Kids jokes
Pro tip kids, you CAN hit an orphan because they can't cry to their parents!
There was a kid being mean to another kid at an orphanage. The kid said, "Stop!" but the mean one said, "What are you going to do? Call your mommy?"
What’s the difference between a Lamborghini and kids?
I don’t have a Lamborghini in my garage.
What's the quiet kid's favorite school lunch? Mac-10 and cheese.
I was such an ugly kid. When I played in the sandbox, the cat kept covering me up.
Memes
What is the best shield to use during a battle? The emo kid.
I saw a kid crying, so I asked them, "Where are your parents?" Then she cried harder, so I left the orphanage.
A depressed kid didn't succeed at suicide and said, "I'm a failure at suicide, too."
Dad: Ok kids, this selfie will just be me! *screen cracks*
If an apple and an emo kid fell out of a tree, which would hit the ground first?
The apple, because the rope caught the emo kid.
We are all just suicidal kids telling other kids not to do it.
So, a kid is taking a test, and the paper says, "In a pink bungalow, there's a pink fridge, a pink bed, a pink TV, and a pink cat. What color are the stairs?"
So the kid answers pink, like the idiot he is.
Bullying orphans is like bullying the homeless kid; both cry when you make fun of their parents.
Me: How does this thing work?
ForTnite kid: Oh, you don’t know how to use a pistol? Look, I’ll show you.

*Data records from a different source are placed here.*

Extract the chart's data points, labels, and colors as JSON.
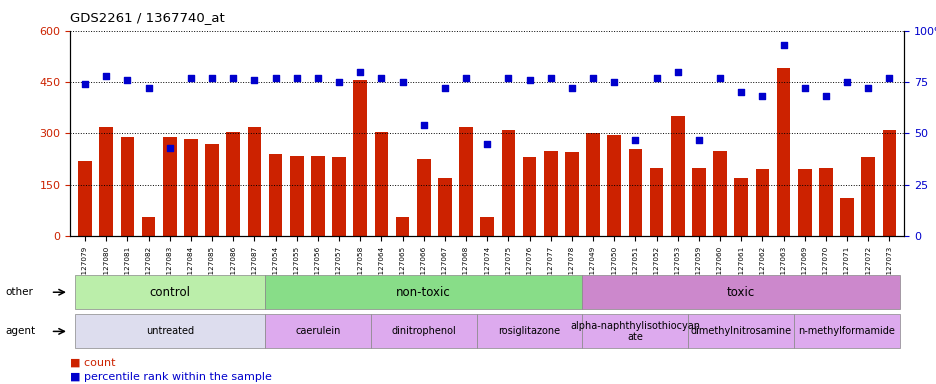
{
  "title": "GDS2261 / 1367740_at",
  "samples": [
    "GSM127079",
    "GSM127080",
    "GSM127081",
    "GSM127082",
    "GSM127083",
    "GSM127084",
    "GSM127085",
    "GSM127086",
    "GSM127087",
    "GSM127054",
    "GSM127055",
    "GSM127056",
    "GSM127057",
    "GSM127058",
    "GSM127064",
    "GSM127065",
    "GSM127066",
    "GSM127067",
    "GSM127068",
    "GSM127074",
    "GSM127075",
    "GSM127076",
    "GSM127077",
    "GSM127078",
    "GSM127049",
    "GSM127050",
    "GSM127051",
    "GSM127052",
    "GSM127053",
    "GSM127059",
    "GSM127060",
    "GSM127061",
    "GSM127062",
    "GSM127063",
    "GSM127069",
    "GSM127070",
    "GSM127071",
    "GSM127072",
    "GSM127073"
  ],
  "counts": [
    220,
    320,
    290,
    55,
    290,
    285,
    270,
    305,
    320,
    240,
    235,
    235,
    230,
    455,
    305,
    55,
    225,
    170,
    320,
    55,
    310,
    230,
    250,
    245,
    300,
    295,
    255,
    200,
    350,
    200,
    250,
    170,
    195,
    490,
    195,
    200,
    110,
    230,
    310
  ],
  "percentiles": [
    74,
    78,
    76,
    72,
    43,
    77,
    77,
    77,
    76,
    77,
    77,
    77,
    75,
    80,
    77,
    75,
    54,
    72,
    77,
    45,
    77,
    76,
    77,
    72,
    77,
    75,
    47,
    77,
    80,
    47,
    77,
    70,
    68,
    93,
    72,
    68,
    75,
    72,
    77
  ],
  "bar_color": "#cc2200",
  "dot_color": "#0000cc",
  "ylim_left": [
    0,
    600
  ],
  "ylim_right": [
    0,
    100
  ],
  "yticks_left": [
    0,
    150,
    300,
    450,
    600
  ],
  "yticks_right": [
    0,
    25,
    50,
    75,
    100
  ],
  "group_others": [
    {
      "label": "control",
      "start": 0,
      "end": 9,
      "color": "#bbeeaa"
    },
    {
      "label": "non-toxic",
      "start": 9,
      "end": 24,
      "color": "#88dd88"
    },
    {
      "label": "toxic",
      "start": 24,
      "end": 39,
      "color": "#cc88cc"
    }
  ],
  "group_agents": [
    {
      "label": "untreated",
      "start": 0,
      "end": 9,
      "color": "#ddddee"
    },
    {
      "label": "caerulein",
      "start": 9,
      "end": 14,
      "color": "#ddaaee"
    },
    {
      "label": "dinitrophenol",
      "start": 14,
      "end": 19,
      "color": "#ddaaee"
    },
    {
      "label": "rosiglitazone",
      "start": 19,
      "end": 24,
      "color": "#ddaaee"
    },
    {
      "label": "alpha-naphthylisothiocyan\nate",
      "start": 24,
      "end": 29,
      "color": "#ddaaee"
    },
    {
      "label": "dimethylnitrosamine",
      "start": 29,
      "end": 34,
      "color": "#ddaaee"
    },
    {
      "label": "n-methylformamide",
      "start": 34,
      "end": 39,
      "color": "#ddaaee"
    }
  ]
}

ForTnitekid: *shoots foot*
Me: That wasn’t a very good demonstration.
A kid had school today.
He was late every single day. He said in his mind, "I wish I can go to school again." What happened? It's obvious...... He died :)
How do you get the depressed kid out of the tree? You cut the rope.
Using pi, distract the fat kid next to you so you can copy his answers.
Why did Rolf Harris meet underage kids?
To tie his kangaroo down, sport!
Why did the emo kid get mad?
I wore a “Just Do It” shirt.
What did the boy with no hands get for Christmas? Gloves!
Nah, just kidding... He still hasn't unwrapped his present.